Pourquoi la liberté d’expression compte-t-elle tant en démocratie?

Une interview, du 2 septembre 2017, dans le Devoir (journal québécois), de Marc-Antoine Dilhac, professeur au Département de philosophie de l’Université de Montréal, auteur de La tolérance, un risque pour la démocratie ? (Paris, Vrin, 2014), qui permet de comprendre pourquoi la notion de liberté d’expression est une notion complexe, à défendre, qui soulève de nombreux questionnements. 

voici un extrait: 

Y a-t-il une différence entre liberté de parole et liberté d’expression ? Les formes d’expressions visuelles, comme les caricatures, les statues ou les drapeaux, posent-elles un problème particulier ?

Les tensions que l’on voit régulièrement resurgir en Europe sur les caricatures qui mettent en scène des musulmans proviennent de l’application très imparfaite du droit à ne pas être stigmatisé en public. Une part importante des musulmans, en France par exemple, se sentent profondément insultés par des représentations dégradantes dans une société où ils sont déjà en situation d’inégalité et de discrimination. Cela pose le problème du statut des représentations visuelles qui véhiculent de manière ambiguë des idées et contribuent à diffuser une image négative de certains groupes. Mais justement, cette ambiguïté est essentielle, car il est plus difficile d’interpréter le sens d’une caricature que le sens d’un propos raciste. Les représentations visuelles (et d’une manière générale les oeuvres d’art) ne sont pas réductibles à des opinions, encore moins à des arguments.

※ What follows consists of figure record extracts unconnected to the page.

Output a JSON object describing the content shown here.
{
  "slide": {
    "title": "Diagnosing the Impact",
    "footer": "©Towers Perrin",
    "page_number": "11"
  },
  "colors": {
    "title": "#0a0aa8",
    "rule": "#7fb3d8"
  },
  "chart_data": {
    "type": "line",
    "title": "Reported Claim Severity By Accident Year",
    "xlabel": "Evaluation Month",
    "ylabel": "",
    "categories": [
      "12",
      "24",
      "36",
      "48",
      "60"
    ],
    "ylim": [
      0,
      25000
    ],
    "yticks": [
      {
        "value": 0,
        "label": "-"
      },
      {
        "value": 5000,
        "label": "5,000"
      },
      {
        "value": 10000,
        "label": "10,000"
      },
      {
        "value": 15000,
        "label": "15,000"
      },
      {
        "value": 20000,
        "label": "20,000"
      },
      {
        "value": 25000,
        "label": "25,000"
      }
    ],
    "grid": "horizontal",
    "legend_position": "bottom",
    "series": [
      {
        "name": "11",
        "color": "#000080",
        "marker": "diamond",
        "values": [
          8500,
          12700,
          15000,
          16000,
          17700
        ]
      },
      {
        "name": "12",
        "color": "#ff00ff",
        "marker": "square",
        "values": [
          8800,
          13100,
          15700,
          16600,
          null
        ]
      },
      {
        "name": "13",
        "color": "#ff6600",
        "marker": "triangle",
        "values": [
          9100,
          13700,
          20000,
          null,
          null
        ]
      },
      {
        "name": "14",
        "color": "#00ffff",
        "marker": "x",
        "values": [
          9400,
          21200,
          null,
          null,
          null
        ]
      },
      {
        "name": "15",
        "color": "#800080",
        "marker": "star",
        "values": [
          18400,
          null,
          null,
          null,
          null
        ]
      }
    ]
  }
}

Le cas des monuments publics, comme les statues qui sont au coeur de la bataille de Charlottesville, est différent. Les monuments sont des patrimoines historiques et ils témoignent de la manière dont une collectivité a conçu son histoire officielle. Or les collectivités changent et se fragmentent, et les débats sur l’histoire sont constitutifs de leur identité. Il existe toujours plusieurs récits historiques qui sont souvent conflictuels et inconciliables. À Charlottesville, l’histoire dominante de l’esclavagisme se voit contestée par une partie de la population, qui veut écrire publiquement une autre histoire. On peut comprendre la résistance de l’autre partie de la population, qui est attachée à cette histoire contestée et qui ne renonce pas au débat sur le sens de leur histoire et sur leur identité. Mais il semble que le compromis sur l’esclavagisme soit désormais caduc et, comme dans toute période de transition historique, on abat les statues d’une société que l’on ne reconnaît plus comme la sienne.”